Musee Toulouse-Lautrec, Albi, France

Dimensions: 61 x 47 cm

Copyright: Public domain

Curator: This is Henri de Toulouse-Lautrec’s pencil drawing "Skating Professional Beauty Mlle Liane de Lancy at the Palais de Glace", dating from 1896. Editor: Oh, this feels intimate, doesn't it? Like we've caught a glimpse of something unguarded. There’s a sense of hurried energy to the lines—quick, searching strokes. I like it a lot.

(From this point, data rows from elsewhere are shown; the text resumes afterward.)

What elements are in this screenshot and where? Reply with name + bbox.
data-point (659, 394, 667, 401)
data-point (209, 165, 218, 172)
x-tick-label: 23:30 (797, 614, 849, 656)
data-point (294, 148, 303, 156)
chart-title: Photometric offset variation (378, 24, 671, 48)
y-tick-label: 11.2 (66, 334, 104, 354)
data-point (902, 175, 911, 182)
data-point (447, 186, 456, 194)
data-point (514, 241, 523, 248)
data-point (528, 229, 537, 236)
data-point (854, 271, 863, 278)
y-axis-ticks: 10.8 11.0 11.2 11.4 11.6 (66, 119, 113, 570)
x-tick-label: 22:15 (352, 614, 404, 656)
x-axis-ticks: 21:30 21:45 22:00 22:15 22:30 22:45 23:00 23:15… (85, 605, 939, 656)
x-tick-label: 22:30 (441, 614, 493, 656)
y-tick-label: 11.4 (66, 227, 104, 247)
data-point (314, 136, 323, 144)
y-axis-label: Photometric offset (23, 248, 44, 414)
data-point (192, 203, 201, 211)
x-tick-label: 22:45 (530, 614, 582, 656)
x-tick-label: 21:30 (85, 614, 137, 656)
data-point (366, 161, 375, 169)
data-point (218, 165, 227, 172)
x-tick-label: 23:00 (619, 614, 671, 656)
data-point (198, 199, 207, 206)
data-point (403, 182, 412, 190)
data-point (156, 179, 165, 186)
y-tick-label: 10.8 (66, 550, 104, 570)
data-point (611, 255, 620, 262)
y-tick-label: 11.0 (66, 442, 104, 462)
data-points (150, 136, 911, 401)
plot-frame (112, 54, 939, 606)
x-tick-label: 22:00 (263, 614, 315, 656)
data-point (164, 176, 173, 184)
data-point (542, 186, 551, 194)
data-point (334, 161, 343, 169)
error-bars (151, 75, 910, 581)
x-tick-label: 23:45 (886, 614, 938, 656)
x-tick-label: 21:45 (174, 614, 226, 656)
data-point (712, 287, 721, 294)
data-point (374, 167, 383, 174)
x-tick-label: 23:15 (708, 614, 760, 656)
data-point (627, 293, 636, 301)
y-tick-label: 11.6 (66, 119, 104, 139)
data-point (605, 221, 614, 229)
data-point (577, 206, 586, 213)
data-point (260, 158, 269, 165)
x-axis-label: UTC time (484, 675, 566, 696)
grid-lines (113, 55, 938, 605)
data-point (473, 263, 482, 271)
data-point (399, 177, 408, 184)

Curator: The composition leverages a very economic use of line, relying almost entirely on contours and some strategic hatching to delineate form. Note the negative space—how crucial it is in defining the figures and the objects on the table. Editor: It's interesting how he’s used the density of lines to convey the different textures and light. Look at that crazy, swooping feather in her hat! It almost mocks the bourgeois formality represented by the top-hatted gent at the left. There is such an attitude. Curator: I agree. The "sketchiness" contributes greatly to its immediacy. Lautrec uses line to depict movement; the suggestion of light on surfaces, the angles of the face and body. It emphasizes a kind of raw, lived reality, one not concerned with formal idealization. Editor: And that almost caricatured gentleman, looking a bit like a disgruntled walrus... His glare adds a wonderfully cynical edge. One feels as if these figures are utterly aware they are putting on a show, that the café, even the whole "sport" of skating, is performance. It has that feeling that art deco bars sometimes get--some of my favorites in Berlin or Mexico City come to mind. Curator: Indeed. While labeled as Post-Impressionist, one sees Lautrec engaging in some sophisticated structural relationships here, as the various strokes form meaning through shape, rather than detail, and one cannot separate this pencil drawing from the full body of Lautrec’s stylistic development at the close of the nineteenth century. Editor: This glimpse of cafe life at the Palais de Glace leaves a sense of having witnessed something authentic beneath all the plumage. This has the feel of real humanity--uncomfortable, perhaps a little ridiculous, but certainly never dull. Curator: It is the very brilliance of this portrait that it operates as something so real and full through such sparse structure. Editor: Beautifully put, I think it gives me chills every time.